UBC Theses and Dissertations
Language education policy and multilingual literacies in Ugandan primary schools Tembe, Juliet Hirome
This thesis reports on a study on multilingual language policies conducted in two primary schools in two communities in eastern Uganda, one rural and one urban, from 2005-2006. The study focused on stakeholders' responses to the new Uganda language education policy, which promotes the teaching of local languages in the first four years of schooling. The policy states that the medium of instruction is the relevant local language for Primary 1-4 in rural schools, and thereafter it is English. In the urban schools, English is the medium of instruction in all the classes and a local language is to be taught as a subject. The study was premised within the framework of literacy as a social practice.
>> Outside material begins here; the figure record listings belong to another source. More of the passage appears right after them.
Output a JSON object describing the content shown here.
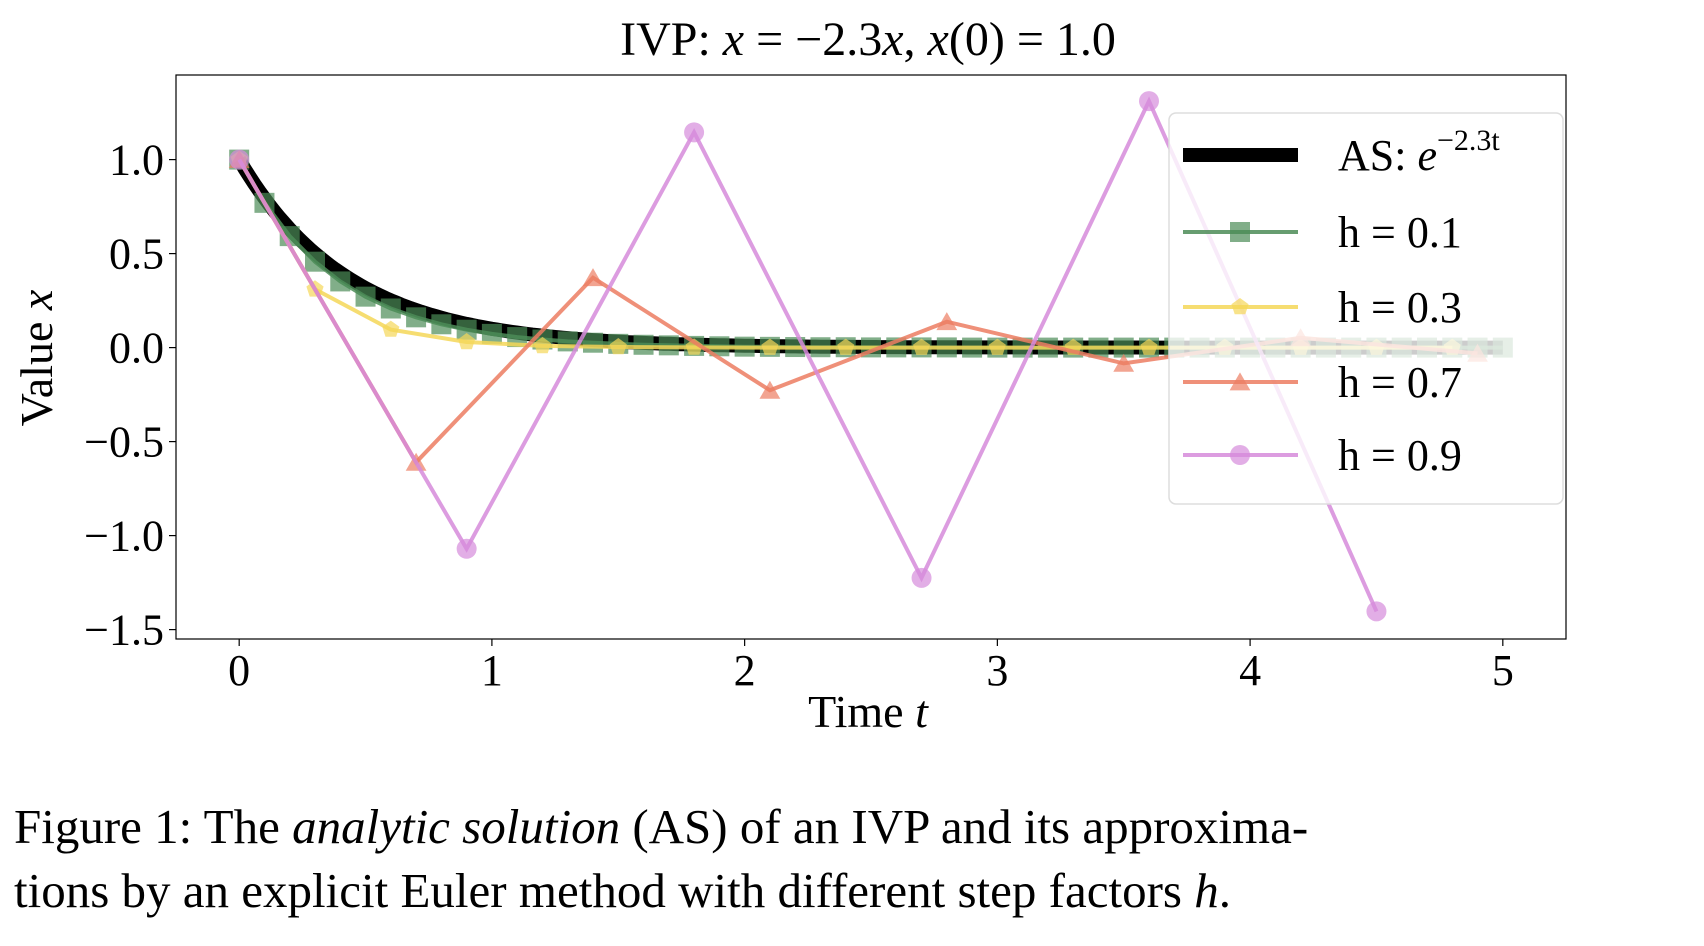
{
  "chart_data": {
    "type": "line",
    "title": {
      "prefix": "IVP: ",
      "xdot": "x",
      "eq1": " = −2.3",
      "x1": "x",
      "sep": ", ",
      "x2": "x",
      "args": "(0) = 1.0"
    },
    "xlabel": {
      "text": "Time ",
      "var": "t"
    },
    "ylabel": {
      "text": "Value ",
      "var": "x"
    },
    "xlim": [
      -0.25,
      5.25
    ],
    "ylim": [
      -1.55,
      1.45
    ],
    "xticks": [
      0,
      1,
      2,
      3,
      4,
      5
    ],
    "xtick_labels": [
      "0",
      "1",
      "2",
      "3",
      "4",
      "5"
    ],
    "yticks": [
      1.0,
      0.5,
      0.0,
      -0.5,
      -1.0,
      -1.5
    ],
    "ytick_labels": [
      "1.0",
      "0.5",
      "0.0",
      "−0.5",
      "−1.0",
      "−1.5"
    ],
    "grid": false,
    "legend_placement": "right",
    "analytic": {
      "legend_prefix": "AS: ",
      "legend_base": "e",
      "legend_exponent": "−2.3t",
      "rate": -2.3,
      "x0": 1.0,
      "t_end": 5.0,
      "color": "#000000"
    },
    "series": [
      {
        "name": "h = 0.1",
        "marker": "square",
        "color": "#4c8c57",
        "x": [
          0.0,
          0.1,
          0.2,
          0.3,
          0.4,
          0.5,
          0.6,
          0.7,
          0.8,
          0.9,
          1.0,
          1.1,
          1.2,
          1.3,
          1.4,
          1.5,
          1.6,
          1.7,
          1.8,
          1.9,
          2.0,
          2.1,
          2.2,
          2.3,
          2.4,
          2.5,
          2.6,
          2.7,
          2.8,
          2.9,
          3.0,
          3.1,
          3.2,
          3.3,
          3.4,
          3.5,
          3.6,
          3.7,
          3.8,
          3.9,
          4.0,
          4.1,
          4.2,
          4.3,
          4.4,
          4.5,
          4.6,
          4.7,
          4.8,
          4.9,
          5.0
        ],
        "y": [
          1.0,
          0.77,
          0.593,
          0.457,
          0.352,
          0.271,
          0.208,
          0.161,
          0.124,
          0.095,
          0.073,
          0.056,
          0.043,
          0.033,
          0.026,
          0.02,
          0.015,
          0.012,
          0.009,
          0.007,
          0.005,
          0.004,
          0.003,
          0.002,
          0.002,
          0.001,
          0.001,
          0.001,
          0.001,
          0.0,
          0.0,
          0.0,
          0.0,
          0.0,
          0.0,
          0.0,
          0.0,
          0.0,
          0.0,
          0.0,
          0.0,
          0.0,
          0.0,
          0.0,
          0.0,
          0.0,
          0.0,
          0.0,
          0.0,
          0.0,
          0.0
        ]
      },
      {
        "name": "h = 0.3",
        "marker": "pentagon",
        "color": "#f5d758",
        "x": [
          0.0,
          0.3,
          0.6,
          0.9,
          1.2,
          1.5,
          1.8,
          2.1,
          2.4,
          2.7,
          3.0,
          3.3,
          3.6,
          3.9,
          4.2,
          4.5,
          4.8
        ],
        "y": [
          1.0,
          0.31,
          0.096,
          0.03,
          0.009,
          0.003,
          0.001,
          0.0,
          0.0,
          0.0,
          0.0,
          0.0,
          0.0,
          0.0,
          0.0,
          0.0,
          0.0
        ]
      },
      {
        "name": "h = 0.7",
        "marker": "triangle",
        "color": "#ec7d62",
        "x": [
          0.0,
          0.7,
          1.4,
          2.1,
          2.8,
          3.5,
          4.2,
          4.9
        ],
        "y": [
          1.0,
          -0.61,
          0.372,
          -0.227,
          0.138,
          -0.084,
          0.052,
          -0.031
        ]
      },
      {
        "name": "h = 0.9",
        "marker": "circle",
        "color": "#d68bdb",
        "x": [
          0.0,
          0.9,
          1.8,
          2.7,
          3.6,
          4.5
        ],
        "y": [
          1.0,
          -1.07,
          1.145,
          -1.225,
          1.311,
          -1.403
        ]
      }
    ]
  },
  "caption": {
    "part1": "Figure 1: The ",
    "italic1": "analytic solution",
    "part2": " (AS) of an IVP and its approxima-",
    "part3": "tions by an explicit Euler method with different step factors ",
    "italic2": "h",
    "part4": "."
  }
}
Accordingly, the context in which multilingual literacy develops is important to the implementation of Uganda's new language education policy. The key stakeholders identified in the implementation process included: the ministry representatives at the district level, the school administration, the teachers, and the community. The study used questionnaires, individual interviews, classroom observations, focus group discussions, and document analysis to collect data from the two communities, each of which was linked to a local primary school. Although the findings show that in both communities the participants were generally aware of the new local language policy, they were ambivalent about its implementation in their schools. While they recognized the importance of local languages in promoting identity and cultural maintenance, a higher priority was their children's upward mobility, and the desire to be part of wider and more international communities. Further, while area languages like Luganda and regional languages like Kiswahili were perceived to have some benefits as languages of wider communication, it was English that received unequivocal support from both communities. The study concludes that parents and communities need to be better informed about the pedagogical advantages of instruction in the local language, and that communities need convincing evidence that the promotion of local languages will not compromise desires for global citizenship. Therefore, drawing in particular on the work of Stein in South Africa, I argue that we need to consider "re-sourcing resources" to create space in which teachers and other stakeholders can enhance children's multilingual literacy development.